Но Левингер не был ему другом, Лео знал это, услуги, которые он оказывал Лео, не были дружескими услугами, это был уже воинствующий протекционизм. И тут обязательно должна быть веская причина. Знал ли ее Лео? Он пытался не думать об этом. Сын мой, тебе нужно сменить адвоката, именно Левингер предложил ему своего адвоката, самого лучшего, адвоката, лояльность которого была доказана опытом многих лет, и Лео это, естественно, ничего не стоило, а документы того банка, который уже не существовал, Левингер добыл их с помощью своих связей, подлинные или первоклассно подделанные, Лео это не интересовало, ему нужны были для матери рапорты об успехах, и все пошло своим чередом. И все новые вечера в гостиной, с помощью которых Левингер проводил политику контактов и завязывания связей, призванную обеспечить Лео стремительную карьеру в интеллектуальных кругах Бразилии. Может ли он написать статью для дискуссионной рубрики в газете «Эстадо»? Не прочитает ли он доклад в Порту-Алегри? Лео отклонял все эти предложения. Объемистый труд, который он должен закончить к концу года, отнимает все его силы, только после этого у него появится досуг для остального. Лео боялся, что во время доклада у него снова начнет бурчать в животе, но Левингер похвалил его потом, когда они остались одни: ты правильно делаешь, сын мой, так ты становишься интереснее и привлекательнее для других. Людей влечет только то, что нельзя получить сразу.
Лео страдал от этого, и хотя не признавался себе в этом, но у него появились враждебные чувства к дядюшке Зе, его раздражала манера дядюшки восседать безмолвно, как памятник, словно скульптурный шедевр из мастерской Заградника, белокурое божество, которому надо поклоняться, потому что в его руках власть над жизнью, смертью и загробной жизнью. Лео не нравилась его манера говорить, почти не раскрывая рта, едва шевеля губами, все сказанное, даже самая банальная фраза, получало оттенок божественного шепота и освящалось как навеки значимое, казалось, что эти слова не исходят от какого-то конкретного человека, во всяком случае не из этих уст, которые почти неподвижны. И любое возражение, а возражений он не терпел, уничтожалось в этом священном бормотании под видом одобрения: если кто-то высказывал мнение, которое Левингер не разделял, то он говорил сначала «совершенно верно», или «точно так оно и есть», или хотя бы «мгм!», потом короткая пауза, словно он размышляет, оценивая все сказанное до сих пор, — значит, оно стоило его раздумий! — и после паузы он говорил нечто совершенно противоположное, но так, как будто он просто хочет внести уточнение, и все хорошо усваивали лишь эти его последние слова — вот это и было его методом. Именно эта его примиряющая позиция наверняка и лежала в основе его неслыханно успешной карьеры в Бразилии, поскольку она в полной мере удовлетворяла основным потребностям бразильской, а может быть, и вообще любой ментальности: решает кто-то один, но всем остальным позволяется быть правыми.

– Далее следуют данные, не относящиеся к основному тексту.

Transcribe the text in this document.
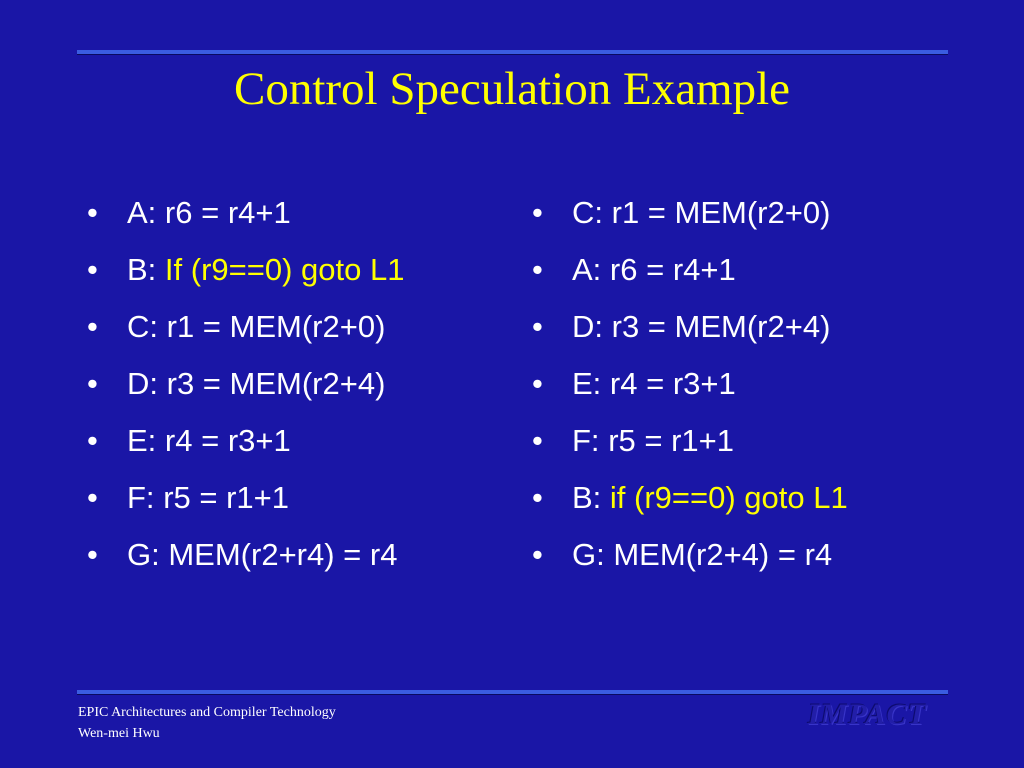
Control Speculation Example
• A: r6 = r4+1
• B: If (r9==0) goto L1
• C: r1 = MEM(r2+0)
• D: r3 = MEM(r2+4)
• E: r4 = r3+1
• F: r5 = r1+1
• G: MEM(r2+r4) = r4
• C: r1 = MEM(r2+0)
• A: r6 = r4+1
• D: r3 = MEM(r2+4)
• E: r4 = r3+1
• F: r5 = r1+1
• B: if (r9==0) goto L1
• G: MEM(r2+4) = r4
EPIC Architectures and Compiler Technology
Wen-mei Hwu
IMPACT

В любом случае таким способом Лео не желал оказываться правым, при тех предпосылках, которые явно уже больше не существовали. Это не был больше тот дядюшка Зе, которого он любил с детства, это была всего лишь почитаемая икона, портрет, которому отдавалась дань официального восхищения, памятник, поставленный ему на ярмарке тщеславия. А та исключительная симпатия, которую питали к самому Лео, касалась только его образа, который, к сожалению, был фальшивым, образа философа, специалиста по Гегелю, многообещающего молодого интеллектуала, в качестве которого он был здесь подан. Он ведь даже молодым себя не чувствовал. И с тех пор, как приехал в Бразилию, он не занимался интеллектуальным трудом, ничего не читал, ничего не написал, с этим было покончено раз и навсегда. Ничего не написал — регулярные письменные исповеди, почему исповеди? — сообщения, которые он высылал матери, с таким трудом давались ему, что он, хотя один ее голос возбуждал у него отвращение, предпочитал теперь связываться с ней по телефону. Ведь, сообщив основную информацию, он мог сразу оборвать разговор, ссылаясь на то, что международные переговоры очень дороги.
А вечеров в гостиной Левингера Лео начал избегать. Он не брал трубку, когда звонил телефон, или, если Левингеру все же удавалось дозвониться, он выдумывал на ходу неотложные поездки, или болезни, одолевающие его так некстати. Или, наконец, привлекал все те отговорки, которыми уже не раз пользовался: его грандиозный труд, докторская диссертация, она требует полнейшей сосредоточенности, он вынужден некоторое время пожить затворником, хотя это очень жаль, он так любит бывать у дядюшки Зе, но он хочет и должен, наконец, закончить эту работу.